Is it that disproportionate, though? In the case of some people they are effectively trying to "cancel" a whole race, gender or side of the political spectrum, but when they get a backlash I'm supposed to believe it's somehow disproportionate that it exists at all.
 
In the case of openly genocidal individuals, disproportional responses are less of an issue, obviously. Neither Gelato Andy nor Kroger Andy fit that description, though.

I'm not talking about taking it all the way to genocide. Even plain-old run-of-the-mill garden-variety racism/sexism/whatever tends to have it anywhere between subtext and spelled out loud that some race or gender or whatnot are too inherently dishonest, or lazy, or stupid, to be having some jobs or be allowed to do this or that.

Whether directly, or as a very overt implication. As in, it's not discrimination if blacks are less represented in some jobs, or women have a glass ceiling, it's genuinely how far they're qualified to go, or how much their contribution is actually worth to society, or the difference is just how much they inconvenience the employer, or whatever. Or so the bellend narrative goes.

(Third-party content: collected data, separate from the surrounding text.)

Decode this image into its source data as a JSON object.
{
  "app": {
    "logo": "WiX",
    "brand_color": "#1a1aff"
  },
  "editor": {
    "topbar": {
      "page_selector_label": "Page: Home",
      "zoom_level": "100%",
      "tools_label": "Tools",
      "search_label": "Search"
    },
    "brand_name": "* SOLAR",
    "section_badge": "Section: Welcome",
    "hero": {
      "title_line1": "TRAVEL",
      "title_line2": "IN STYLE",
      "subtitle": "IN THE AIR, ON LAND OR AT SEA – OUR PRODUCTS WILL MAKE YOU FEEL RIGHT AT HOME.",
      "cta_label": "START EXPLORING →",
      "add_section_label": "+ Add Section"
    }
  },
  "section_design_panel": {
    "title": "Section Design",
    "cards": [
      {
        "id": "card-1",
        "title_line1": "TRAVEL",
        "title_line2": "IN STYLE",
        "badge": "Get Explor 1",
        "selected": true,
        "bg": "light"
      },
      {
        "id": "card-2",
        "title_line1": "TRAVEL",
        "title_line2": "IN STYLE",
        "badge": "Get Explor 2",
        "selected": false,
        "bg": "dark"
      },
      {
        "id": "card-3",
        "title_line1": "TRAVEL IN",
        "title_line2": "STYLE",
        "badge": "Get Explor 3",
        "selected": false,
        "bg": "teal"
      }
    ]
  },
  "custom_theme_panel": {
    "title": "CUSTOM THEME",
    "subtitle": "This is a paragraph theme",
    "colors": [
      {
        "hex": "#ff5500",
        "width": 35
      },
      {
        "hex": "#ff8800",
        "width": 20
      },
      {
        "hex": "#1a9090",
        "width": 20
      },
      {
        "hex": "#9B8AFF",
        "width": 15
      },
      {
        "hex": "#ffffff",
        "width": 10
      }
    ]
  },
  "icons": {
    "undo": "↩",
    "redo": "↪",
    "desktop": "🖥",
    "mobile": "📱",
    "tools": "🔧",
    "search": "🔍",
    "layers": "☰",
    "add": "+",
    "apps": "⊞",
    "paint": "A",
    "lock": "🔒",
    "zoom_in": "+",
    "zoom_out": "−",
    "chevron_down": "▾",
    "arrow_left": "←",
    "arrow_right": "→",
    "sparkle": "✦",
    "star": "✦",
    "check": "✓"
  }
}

I mean, we're barely out of several years straight of "The Bell Curve" pseudo-science being used to claim point blank that most blacks are too stupid for most jobs. And I don't even mean jobs like surgeon, but it was claimed that even to be a frikken traffic cop, nah, they're not smart enough for that, according to those chucklenuts.

So, yes, effectively they ARE trying to "cancel" some people's livelihood, whether after they got it, or prevent them from getting it in the first place.

And yet I'm supposed to think that when one racist bellend is hit even glancingly with the same crap stick he was trying to hit millions with, I'm supposed to believe that THAT is disproportionate.